Slavery in Ancient Rome

Nothing is more renowned than the slavery in ancient Rome

Throughout history, there have been so many accounts on the practice of slavery from different parts of culture and people of the world, but nothing is more renowned than the slavery in ancient Rome, with the Romans owning so many slaves, from slaves bought and sold in slave markets, to soldiers of war captured and made as slaves, to children born to slave parents. Slavery was so rampant in Rome that it was accepted as a part of life of the ancient Romans. Slavery in ancient Rome has been given little credit to the important contributions made by slave labor to Roman civilization. It is important to take note however, that slavery was both favorable and disastrous to ancient Rome.

When the Romans dominated the Mediterranean, they took millions of slaves to Italy, where they labored on the large plantations or in the houses and workplaces of rich people. The economy of the Italian, particularly Romans, depended on copious slave labor, with slaves making up forty percent of the population. Those slaves who were skilled, talented, or had beauty, swayed the highest prices, and many served as scribes, jewelers, singers, bartenders, and even doctors. A salve trained in medicine was worth the value of five agricultural slaves.

Slavery in ancient Rome had an inconsistent law

Slavery in ancient Rome had an inconsistent law. They were considered property, and had no rights, subject to their possessors’ caprices. However, they had legal eminence in courtroom proceedings as witnesses, and they could sooner or later gain freedom and citizenship. Masters frequently freed devoted slaves in gratitude for their truthful service, but slaves could also save money to buy their freedom. Situations for slave in Rome steadily improved, although slaves were treated unkindly in the countryside.

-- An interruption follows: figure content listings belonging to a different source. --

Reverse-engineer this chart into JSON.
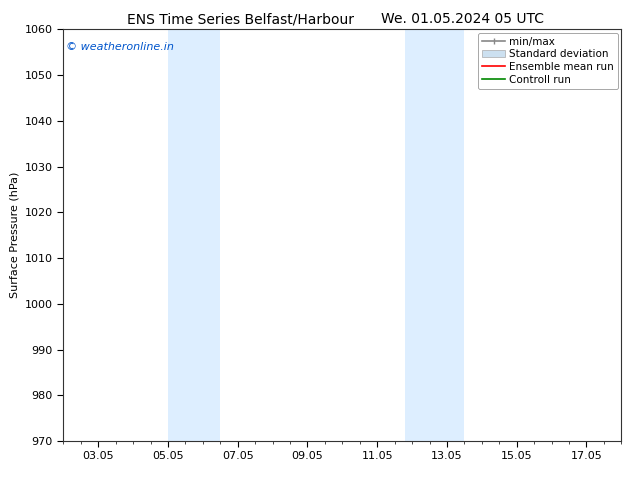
{
  "title_left": "ENS Time Series Belfast/Harbour",
  "title_right": "We. 01.05.2024 05 UTC",
  "ylabel": "Surface Pressure (hPa)",
  "ylim": [
    970,
    1060
  ],
  "yticks": [
    970,
    980,
    990,
    1000,
    1010,
    1020,
    1030,
    1040,
    1050,
    1060
  ],
  "xtick_labels": [
    "03.05",
    "05.05",
    "07.05",
    "09.05",
    "11.05",
    "13.05",
    "15.05",
    "17.05"
  ],
  "xtick_positions": [
    2,
    4,
    6,
    8,
    10,
    12,
    14,
    16
  ],
  "xlim": [
    1,
    17
  ],
  "watermark": "© weatheronline.in",
  "watermark_color": "#0055cc",
  "bg_color": "#ffffff",
  "plot_bg_color": "#ffffff",
  "shaded_bands": [
    {
      "x_start": 4.0,
      "x_end": 5.5,
      "color": "#ddeeff"
    },
    {
      "x_start": 10.8,
      "x_end": 12.5,
      "color": "#ddeeff"
    }
  ],
  "legend_entries": [
    {
      "label": "min/max",
      "color": "#aaaaaa",
      "type": "errorbar"
    },
    {
      "label": "Standard deviation",
      "color": "#cce0f0",
      "type": "patch"
    },
    {
      "label": "Ensemble mean run",
      "color": "#ff0000",
      "type": "line"
    },
    {
      "label": "Controll run",
      "color": "#008800",
      "type": "line"
    }
  ],
  "title_fontsize": 10,
  "axis_label_fontsize": 8,
  "tick_fontsize": 8,
  "watermark_fontsize": 8,
  "legend_fontsize": 7.5
}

A number of cruel masters believed in the old adage “Every slave is an enemy”, so that even though humane legislation banned the mutilation or murder of slaves, extreme cruelty continued.

Slavery in ancient Rome did not abruptly end, but it was gradually changed when the new economic forces brought in other forms of cheap labor. All through the late Roman Empire, Roman farmers and traders were hesitant to pay hefty amounts of money for slaves because the idea of investing in a declining economy was not appealing to them. The standing of “slaves” continued for centuries, but slavery in ancient Rome were little by little substituted by wage laborers in the towns and by land-bound peasants, later called serfs, in the countryside. These types of laborers gave cheap labor without the original cost that slave owners had to pay for their slaves. It was not because of religious principle or human reform that slavery in ancient Rome vanished, but because they found another, possibly even harsher, method of labor.